3 変態足長おじさんの登場
へんてこが見えるようになって2週間がたった。人の適応能力というものは高いもので、へんてこのいる生活にもだいぶ慣れてきた。確かにうっとおしい存在でありめちゃくちゃ邪魔だが、ほかに誰も見えないのだから無理やりでも慣れるしかない。こんなことで私の未来設計を破綻させるわけにはいかないのだ。
そんな日々が日常となりかけたころ、今日も勉強をするため図書館へと向かっていた。図書室の本は全て読みつくしたし、あまり文学には興味がない。よく使う図書館には学生向けの参考書なども豊富に在り、勉強にはもってこいなのだ。
ちょっと近道をしようと裏道にはいったときだった。
(へんてこが道をふさいでる)
無数に集まったへんてこが大きな壁を作り上げていた。こんなにくっついているのを見るのは初めてだ。驚きよりも先にどうするかという思いがわく。私はへんてこに触れるのだ。多分力いっぱいタックルでもかませば崩せると思うが、何もないところに突っ込んでく小学生、なんて、
(そんなのはイヤ。あんな何も考えてないようなガキの同類に見られるなんて絶対にイヤ)

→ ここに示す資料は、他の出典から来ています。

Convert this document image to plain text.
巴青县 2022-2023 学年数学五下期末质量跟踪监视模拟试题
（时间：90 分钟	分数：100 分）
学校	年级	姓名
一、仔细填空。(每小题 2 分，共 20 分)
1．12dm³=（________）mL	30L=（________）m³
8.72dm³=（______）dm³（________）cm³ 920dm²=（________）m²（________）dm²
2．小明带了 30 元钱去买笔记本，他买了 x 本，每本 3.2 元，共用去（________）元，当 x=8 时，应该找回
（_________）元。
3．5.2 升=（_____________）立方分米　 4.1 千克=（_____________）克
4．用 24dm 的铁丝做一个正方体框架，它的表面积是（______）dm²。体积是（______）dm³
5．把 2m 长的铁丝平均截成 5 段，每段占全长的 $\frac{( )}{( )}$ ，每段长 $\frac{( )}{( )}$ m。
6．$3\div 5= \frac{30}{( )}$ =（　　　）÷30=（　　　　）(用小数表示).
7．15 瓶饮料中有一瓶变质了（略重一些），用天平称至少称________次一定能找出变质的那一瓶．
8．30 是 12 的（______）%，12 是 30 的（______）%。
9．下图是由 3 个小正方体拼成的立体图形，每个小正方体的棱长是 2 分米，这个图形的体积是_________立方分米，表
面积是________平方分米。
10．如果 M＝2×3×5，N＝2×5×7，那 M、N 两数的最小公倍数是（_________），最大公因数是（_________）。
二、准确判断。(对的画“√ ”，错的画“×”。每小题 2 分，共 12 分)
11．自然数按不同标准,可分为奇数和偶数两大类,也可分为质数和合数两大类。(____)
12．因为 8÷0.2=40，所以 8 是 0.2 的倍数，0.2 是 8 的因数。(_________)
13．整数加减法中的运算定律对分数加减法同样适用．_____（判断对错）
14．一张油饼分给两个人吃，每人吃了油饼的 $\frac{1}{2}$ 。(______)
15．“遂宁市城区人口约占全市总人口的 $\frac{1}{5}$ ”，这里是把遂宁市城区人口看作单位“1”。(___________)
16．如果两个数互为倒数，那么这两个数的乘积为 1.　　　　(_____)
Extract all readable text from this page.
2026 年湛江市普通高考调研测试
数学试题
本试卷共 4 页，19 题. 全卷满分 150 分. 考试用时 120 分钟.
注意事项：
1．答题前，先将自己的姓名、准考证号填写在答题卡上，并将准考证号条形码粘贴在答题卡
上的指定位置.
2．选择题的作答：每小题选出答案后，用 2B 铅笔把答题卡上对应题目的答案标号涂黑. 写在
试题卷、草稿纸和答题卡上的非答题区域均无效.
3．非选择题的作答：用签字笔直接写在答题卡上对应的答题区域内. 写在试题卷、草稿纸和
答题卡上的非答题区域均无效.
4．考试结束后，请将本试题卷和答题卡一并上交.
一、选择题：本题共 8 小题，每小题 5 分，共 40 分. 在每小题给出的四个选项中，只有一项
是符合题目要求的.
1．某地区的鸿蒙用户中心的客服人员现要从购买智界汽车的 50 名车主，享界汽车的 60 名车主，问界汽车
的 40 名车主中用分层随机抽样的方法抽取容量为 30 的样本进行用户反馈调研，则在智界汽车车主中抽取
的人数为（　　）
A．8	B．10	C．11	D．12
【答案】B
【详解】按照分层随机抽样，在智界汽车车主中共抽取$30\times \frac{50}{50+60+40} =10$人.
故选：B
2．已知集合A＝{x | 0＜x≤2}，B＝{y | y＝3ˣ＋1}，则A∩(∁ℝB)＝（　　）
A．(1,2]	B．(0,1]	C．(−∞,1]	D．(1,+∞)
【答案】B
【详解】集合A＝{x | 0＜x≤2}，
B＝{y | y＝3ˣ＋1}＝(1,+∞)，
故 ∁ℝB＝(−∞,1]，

誰が見てるかわからないのにそんなバカっぽいことはしたくない。別に近道をしなければ良いだけの話だ。そう思って引き返そうときびすを返したとき、変質者が現れた。
「待ちたまえレディー! そう、黒髪の綺麗なそこのレディーだよ」
後ろから無駄に男臭い美声が聞こえた。もしかしなくても、レディーとは私のことだろうか。嫌だ振り向きたくない。しかし、そんな私の気持ちとは裏腹に変質者は言葉を重ねる。
「レディー、我輩は足長おじさん。レディーを迎えに来たのだよ。どうか我輩の話を聴いてくれ」
「近寄らないでください。変態」
足長おじさんなる人物に振り向き冷めた目で見返すと、ぐふっと気持ち悪い声を上げて顔を手で覆う。うん。これは変態で十分だわ。さすが変態なもので変態は真っ赤な執事服に夏なのに青いマフラーというはちゃめちゃな格好をしていた。見てるこっちが暑いわ。しかし、驚くべき点はそこではない。
(へんてこの上に立ってる)
壁のように連なるへんてこの天辺に変な格好でポーズをとって右手をこちらに差し出している。やっぱり気持ち悪い。何故バラを口にくわえる必要があったのだろうか。そしてその意味不明なポーズにいったい何の効果があるというのか。あれか。こちらを不快な気持ちにさせたいのか。それだったら効果抜群だわ。不快な気持ちでいっぱいだわ。めちゃくちゃ殴りたいわ。殴らせてくれないかな。
(違う違う。問題はそこじゃなくて、変態がへんてこの上に立ってることよ)
変態の変態性にうっかり気を取られてスルーしてしまったが、そう、問題は今私を悩ませているへんてこをどうにかする可能性があるということだ。変態恐るべし。
「それで、私に何の用なの。変態的な申し出なら先にお断りを入れておくわ」
「おぅふ。いいねえ、その冷たい瞳に言葉、なによりそれとは裏腹に幼さを隠せない声! 我輩の心をぎゅんぎゅん言わせるよ!」
「警察呼びますね」
「あああ、待ってくれレディー! 今日はレディーに頼みがあってやってきたんだよ」
「頼み? さっきも言ったけど変態的なものはお断りよ」
睨み付ける私にさらに変態が喜ぶ。間違えた。そしてぐへへと気持ち悪い顔で笑う変態は何故かくるっと一回転してから飛び降り、私の前でひざまずいた。そしてごくごく自然な動作で私の手をとり、忠誠を請うように囁いた。
「レディー、君に魔法少女になってもらいたいのだよ」
足長おじさん
突然目の前に現れた変質者。一人称は我輩。へんてこが見える彩には魔法少女になることができるといって彩に魔法少女にならないかと誘う。彩からはショタコンと呼ばれているが本人は「子供はジャスティス!」なただの子供好きだと言い張っている。